Found these fun stamps among Grandma's old letters. Couldn't find much about them on the internet other than some ads for "Peppie Pasters" in archived copies of Vassar Miscellany News Volume X Number 26 6 February 1926. The same ad was also run in The Stanford Daily, Cornell, Vassar, Wellesley News, Notre Dame Scholastic and more college papers in 1926 & 1927. I only found 12, wonder if someone gave these to her or she used the other 93?
"Make your friends laugh! Send them letters with the funny Peppie Pasters -- the newest fad. All the rage at Mt. Holyoke, Smith and other colleges. Express your thoughts with these clever little cartoons.

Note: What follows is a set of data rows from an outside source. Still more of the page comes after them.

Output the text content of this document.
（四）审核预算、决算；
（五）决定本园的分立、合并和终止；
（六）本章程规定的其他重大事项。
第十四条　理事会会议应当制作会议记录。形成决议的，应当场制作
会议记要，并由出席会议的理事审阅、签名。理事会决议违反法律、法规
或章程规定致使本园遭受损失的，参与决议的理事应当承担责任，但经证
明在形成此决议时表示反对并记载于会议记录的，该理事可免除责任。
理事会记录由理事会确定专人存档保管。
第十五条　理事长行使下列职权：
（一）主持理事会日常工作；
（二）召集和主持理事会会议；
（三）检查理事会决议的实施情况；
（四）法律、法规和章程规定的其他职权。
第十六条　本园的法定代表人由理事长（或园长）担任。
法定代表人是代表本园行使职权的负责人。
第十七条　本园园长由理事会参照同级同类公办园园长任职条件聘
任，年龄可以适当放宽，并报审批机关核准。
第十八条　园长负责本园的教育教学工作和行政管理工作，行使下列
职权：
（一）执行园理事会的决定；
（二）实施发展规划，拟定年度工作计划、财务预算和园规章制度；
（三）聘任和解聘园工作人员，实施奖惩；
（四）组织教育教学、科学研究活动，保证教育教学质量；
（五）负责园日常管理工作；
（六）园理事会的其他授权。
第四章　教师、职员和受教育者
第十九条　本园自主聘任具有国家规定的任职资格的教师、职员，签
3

Now you don't have to be an artist. There is a Peppie Paster to express every mood and thought you have.
Put them in your diary and memory book. Use them for valentines, dance orders, bridge scores, place cards. Make a Peppie Paster lamp shade. Show your own cleverness in a hundred amusing ways.
Only 10c for 105 stickers, no two alike. They're perforated and gummed like a sheet of postage stamps. Three series, (A, B and C), and more coming. Get them at your dealer's, or put 10c and your name and address in an envelope for one of the series (105 different stamps). Mail at once to White and Wyckoff Mfg. Co., Dept (key), Holyoke, Mass."
I wonder who C.E. Howell was and if he drew the Monopoly man character? Apparently, the artist who drew the mustached Mr. Monopoly is one of the great unsolved mysteries in the history of Parker Brothers. I see the resemblance, do you?